If the final score of 21-4 sounds outrageous, that's because it is. Sure, Jim Plunkett took the offense out west with him, but how does that explain the seven defensive miscues which the team committed?
Actually, the game wasn't as much of a rout as the final score indicates, at least for the first two and one half innings. Harvard even led at one point, 1-0, after the top of the first, thanks to a Dave Singleton walk and a Dave Knoll triple.
But then Holy Cross came to bat and quickly scored four runs before Crimson starter Jamie Werly felt the first drop of sweat on his brow.
In Harvard's third, however, Kevin Carr tripled, scored on a single by Singleton, and then watched a two-run homer by Paul Halas tie the game. For the last time.

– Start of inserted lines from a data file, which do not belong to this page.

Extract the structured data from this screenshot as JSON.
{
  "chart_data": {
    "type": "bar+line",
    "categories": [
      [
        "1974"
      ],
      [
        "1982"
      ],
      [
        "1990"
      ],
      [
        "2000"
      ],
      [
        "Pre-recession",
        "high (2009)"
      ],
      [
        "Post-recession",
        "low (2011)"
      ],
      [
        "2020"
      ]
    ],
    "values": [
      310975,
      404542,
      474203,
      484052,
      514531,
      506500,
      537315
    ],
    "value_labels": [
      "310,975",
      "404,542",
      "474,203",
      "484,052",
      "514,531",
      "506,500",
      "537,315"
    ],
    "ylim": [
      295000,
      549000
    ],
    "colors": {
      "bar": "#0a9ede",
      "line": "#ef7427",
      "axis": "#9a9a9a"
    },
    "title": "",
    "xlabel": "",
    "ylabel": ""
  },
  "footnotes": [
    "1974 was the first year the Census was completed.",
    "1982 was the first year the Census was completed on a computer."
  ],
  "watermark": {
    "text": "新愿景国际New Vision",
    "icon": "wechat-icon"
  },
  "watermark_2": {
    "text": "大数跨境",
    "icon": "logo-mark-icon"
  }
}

The Crimson then committed its biggest miscue of the afternoon--it continued playing. Two Crusader runs in the third signaled the end for Werly, three more in the fourth made it 9-4, a pair in the fifth made the game a rout, and there was still a touchdown and a field goal to go.
Holy Cross would not register a goose egg for the rest of the game, as six Harvard pitchers had as much luck in retiring the side as they had in minimizing their now astronomical ERI (as in Earned Run per Inning).
On the positive side, Leon Goetz had three hits (the team had 12), and Larry Brown, the third Crimson hurler, did work loose from a sixth-inning jam. If he hadn't, the Crusaders might have won by three touchdowns. So much for being patriotic.